Moe Align Sum Kernels#
- void trt_edgellm::kernel::launchCountSlotsPerExpertKernel(
- int32_t const *topkIndices,
- int32_t *slotsPerExpertWorkspace,
- int32_t numTokens,
- int32_t topK,
- int32_t numExperts,
- cudaStream_t stream
Host launcher: count slots per expert (shared-memory reduction). Padded num experts and experts-per-warp are derived internally.
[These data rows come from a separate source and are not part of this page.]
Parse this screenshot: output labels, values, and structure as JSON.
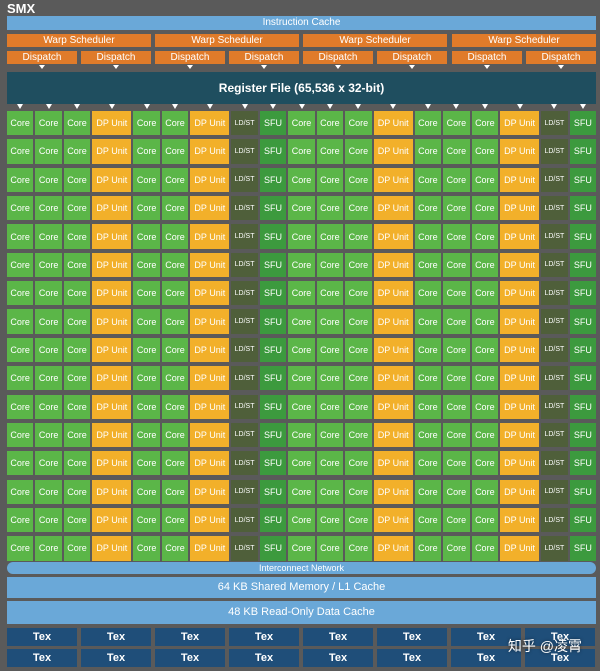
{
  "title": "SMX",
  "instruction_cache": "Instruction Cache",
  "warp_scheduler_label": "Warp Scheduler",
  "dispatch_label": "Dispatch",
  "register_file": "Register File (65,536 x 32-bit)",
  "unit_labels": {
    "core": "Core",
    "dp": "DP Unit",
    "ldst": "LD/ST",
    "sfu": "SFU"
  },
  "rows": 16,
  "column_pattern": [
    "core",
    "core",
    "core",
    "dp",
    "core",
    "core",
    "dp",
    "ldst",
    "sfu",
    "core",
    "core",
    "core",
    "dp",
    "core",
    "core",
    "core",
    "dp",
    "ldst",
    "sfu"
  ],
  "interconnect": "Interconnect Network",
  "shared_memory": "64 KB Shared Memory / L1 Cache",
  "readonly_cache": "48 KB Read-Only Data Cache",
  "tex_label": "Tex",
  "watermark": "知乎 @凌霄",
  "colors": {
    "core": "#5bb648",
    "dp": "#f2b02a",
    "ldst": "#4f5f3a",
    "sfu": "#3c9a3e",
    "cache": "#6aa8d8",
    "register": "#1f4e5f",
    "scheduler": "#e07b2a",
    "tex": "#1f4e79"
  }
}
- void trt_edgellm::kernel::launchComputePaddedOffsetsKernel(
- int32_t const *counts,
- int32_t *paddedCounts,
- int32_t *paddedOffsets,
- int32_t *numTokensPostPadded,
- int32_t numExperts,
- int32_t moeBlockSize,
- cudaStream_t stream
Host launcher: compute padded offsets (CUB BlockScan prefix sum).
- void trt_edgellm::kernel::launchBuildSlotListsKernel(
- int32_t const *topkIndices,
- int32_t *slotsByExpertWorkspace,
- int32_t *slotsPerExpertWorkspace,
- int32_t numTokens,
- int32_t topK,
- int32_t numExperts,
- cudaStream_t stream
Host launcher: build slot lists per expert (atomic offsets). Num SMs are queried from the device internally.